6. Key Learning Points for Industry
- Compliance with the Code is mandatory not optional.
- Non-compliance with the Code increases the risk that a regulated entity’s products and services could be exploited by those who would wish to launder money or finance terrorism.
- The Board of a regulated entity should have appropriate regard to (a) the reports and concerns of their control functions and (b) their overriding obligations to operate the business in compliance with its legal and regulatory obligations.
- A regulated entity should closely monitor the effectiveness of its risk and compliance functions and in particular how it ensures that the control processes established by the board are operated.

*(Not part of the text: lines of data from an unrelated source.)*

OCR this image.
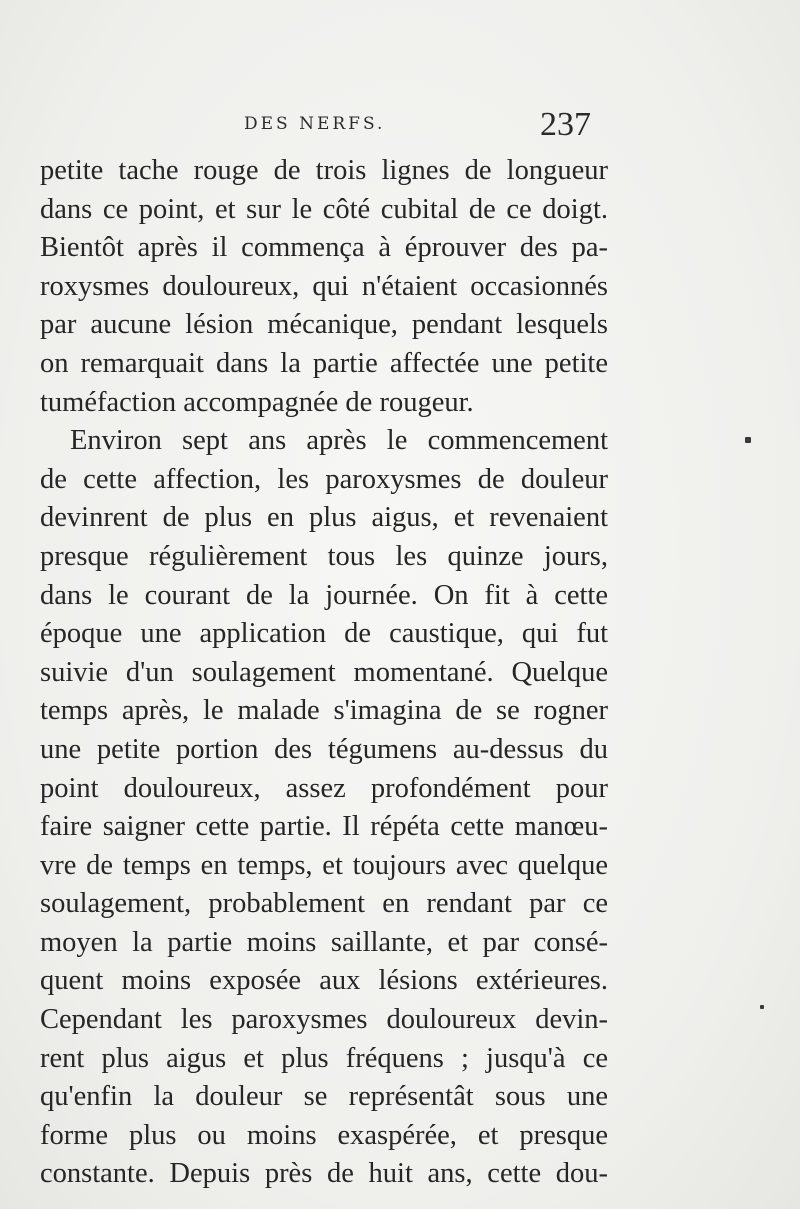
DES NERFS.	237
petite tache rouge de trois lignes de longueur
dans ce point, et sur le côté cubital de ce doigt.
Bientôt après il commença à éprouver des pa-
roxysmes douloureux, qui n'étaient occasionnés
par aucune lésion mécanique, pendant lesquels
on remarquait dans la partie affectée une petite
tuméfaction accompagnée de rougeur.
Environ sept ans après le commencement
de cette affection, les paroxysmes de douleur
devinrent de plus en plus aigus, et revenaient
presque régulièrement tous les quinze jours,
dans le courant de la journée. On fit à cette
époque une application de caustique, qui fut
suivie d'un soulagement momentané. Quelque
temps après, le malade s'imagina de se rogner
une petite portion des tégumens au-dessus du
point douloureux, assez profondément pour
faire saigner cette partie. Il répéta cette manœu-
vre de temps en temps, et toujours avec quelque
soulagement, probablement en rendant par ce
moyen la partie moins saillante, et par consé-
quent moins exposée aux lésions extérieures.
Cependant les paroxysmes douloureux devin-
rent plus aigus et plus fréquens ; jusqu'à ce
qu'enfin la douleur se représentât sous une
forme plus ou moins exaspérée, et presque
constante. Depuis près de huit ans, cette dou-
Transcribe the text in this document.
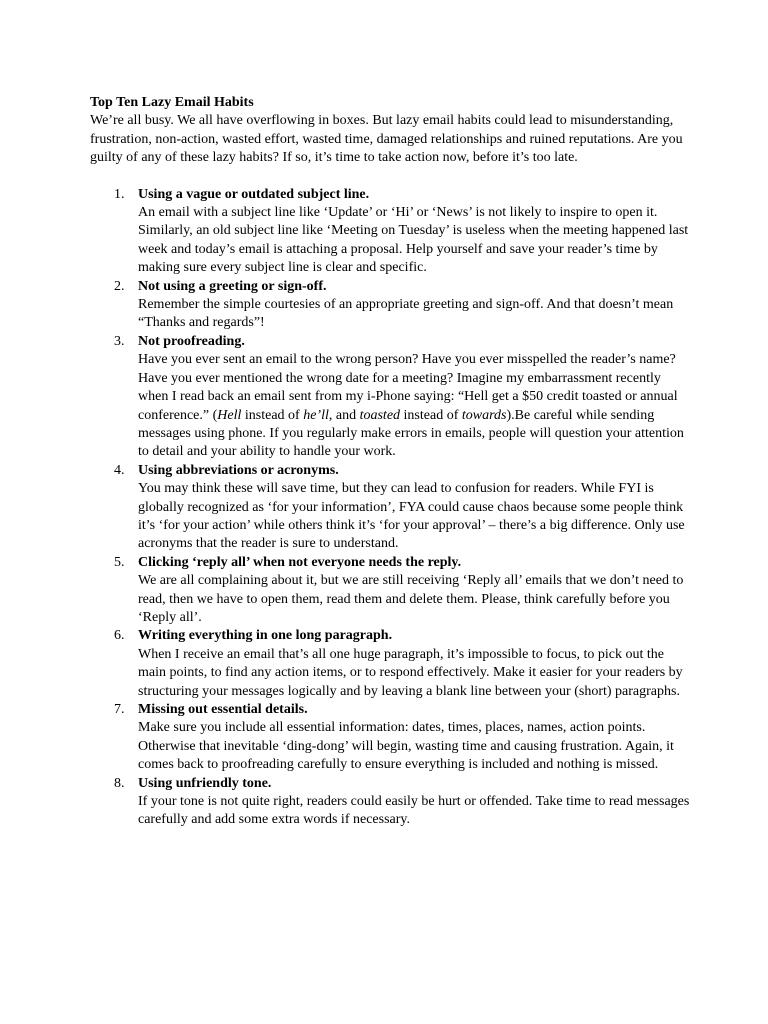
Top Ten Lazy Email Habits

We’re all busy. We all have overflowing in boxes. But lazy email habits could lead to misunderstanding, frustration, non-action, wasted effort, wasted time, damaged relationships and ruined reputations. Are you guilty of any of these lazy habits? If so, it’s time to take action now, before it’s too late.

1. Using a vague or outdated subject line.

An email with a subject line like ‘Update’ or ‘Hi’ or ‘News’ is not likely to inspire to open it. Similarly, an old subject line like ‘Meeting on Tuesday’ is useless when the meeting happened last week and today’s email is attaching a proposal. Help yourself and save your reader’s time by making sure every subject line is clear and specific.

2. Not using a greeting or sign-off.

Remember the simple courtesies of an appropriate greeting and sign-off. And that doesn’t mean “Thanks and regards”!

3. Not proofreading.

Have you ever sent an email to the wrong person? Have you ever misspelled the reader’s name? Have you ever mentioned the wrong date for a meeting? Imagine my embarrassment recently when I read back an email sent from my i-Phone saying: “Hell get a $50 credit toasted or annual conference.” (Hell instead of he’ll, and toasted instead of towards).Be careful while sending messages using phone. If you regularly make errors in emails, people will question your attention to detail and your ability to handle your work.

4. Using abbreviations or acronyms.

You may think these will save time, but they can lead to confusion for readers. While FYI is globally recognized as ‘for your information’, FYA could cause chaos because some people think it’s ‘for your action’ while others think it’s ‘for your approval’ – there’s a big difference. Only use acronyms that the reader is sure to understand.

5. Clicking ‘reply all’ when not everyone needs the reply.

We are all complaining about it, but we are still receiving ‘Reply all’ emails that we don’t need to read, then we have to open them, read them and delete them. Please, think carefully before you ‘Reply all’.

6. Writing everything in one long paragraph.

When I receive an email that’s all one huge paragraph, it’s impossible to focus, to pick out the main points, to find any action items, or to respond effectively. Make it easier for your readers by structuring your messages logically and by leaving a blank line between your (short) paragraphs.

7. Missing out essential details.

Make sure you include all essential information: dates, times, places, names, action points. Otherwise that inevitable ‘ding-dong’ will begin, wasting time and causing frustration. Again, it comes back to proofreading carefully to ensure everything is included and nothing is missed.

8. Using unfriendly tone.

If your tone is not quite right, readers could easily be hurt or offended. Take time to read messages carefully and add some extra words if necessary.
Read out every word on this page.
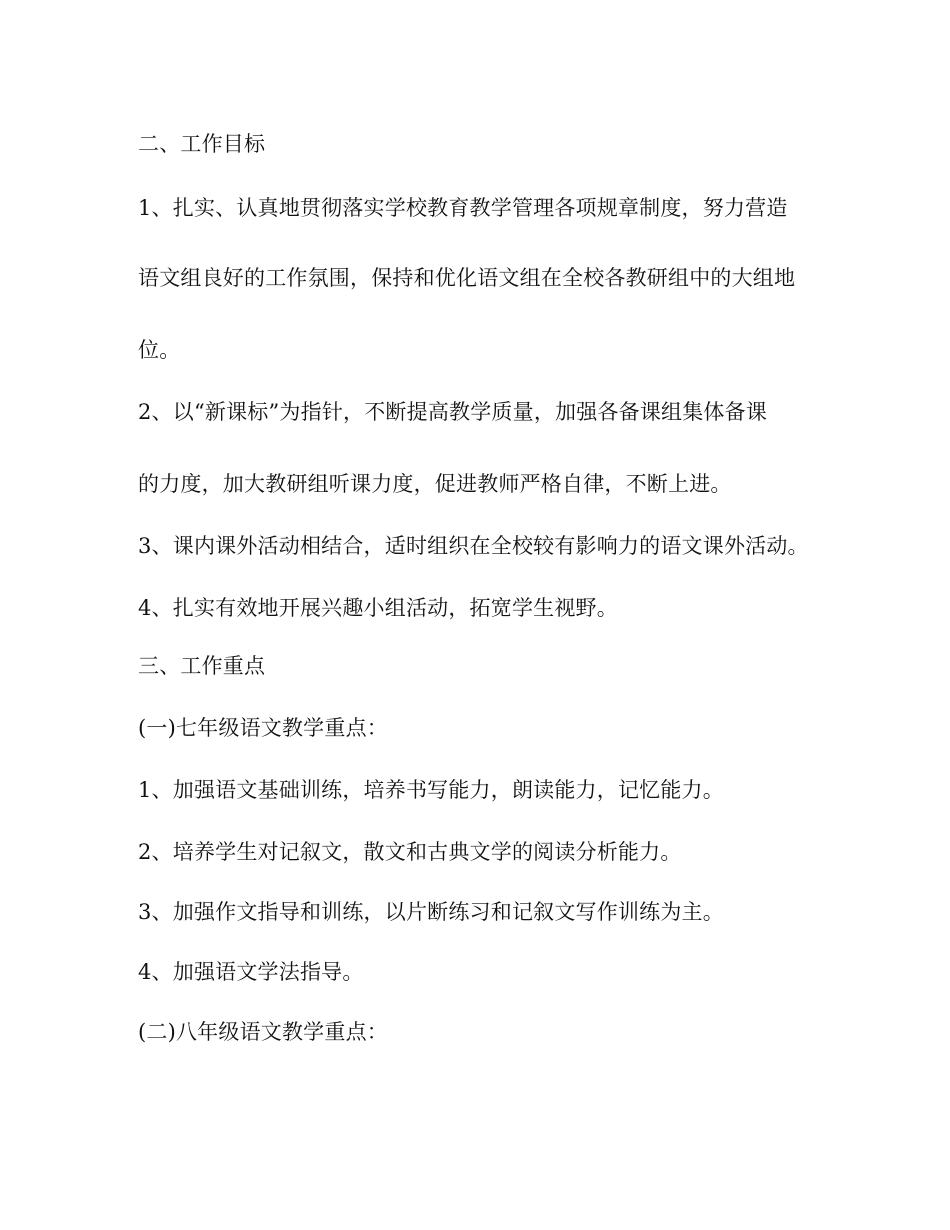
二、工作目标
1、扎实、认真地贯彻落实学校教育教学管理各项规章制度，努力营造
语文组良好的工作氛围，保持和优化语文组在全校各教研组中的大组地
位。
2、以“新课标”为指针，不断提高教学质量，加强各备课组集体备课
的力度，加大教研组听课力度，促进教师严格自律，不断上进。
3、课内课外活动相结合，适时组织在全校较有影响力的语文课外活动。
4、扎实有效地开展兴趣小组活动，拓宽学生视野。
三、工作重点
(一)七年级语文教学重点：
1、加强语文基础训练，培养书写能力，朗读能力，记忆能力。
2、培养学生对记叙文，散文和古典文学的阅读分析能力。
3、加强作文指导和训练，以片断练习和记叙文写作训练为主。
4、加强语文学法指导。
(二)八年级语文教学重点：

- The Authority expects the Board of a regulated entity to establish and foster a culture which reflects the importance of compliance with regulatory requirements.
- IOMIM were proactive in responding to the concerns identified by the Authority and retained the services of a third party consulting firm to support IOMIM in addressing its shortcomings and establishing and implementing a robust operational framework moving forward. The use of suitable independent professional resources to both address shortcomings and provide suitable validations to the Authority has enabled the Authority to conclude its investigation of IOMIM.
- A regulated entity, having promptly and voluntarily entered into candid and open dialogue with the Authority, may, at the sole discretion of the Authority, receive a financial, or other regulatory sanction, rather than necessarily facing criminal prosecution if found by the Authority to have contravened the Code.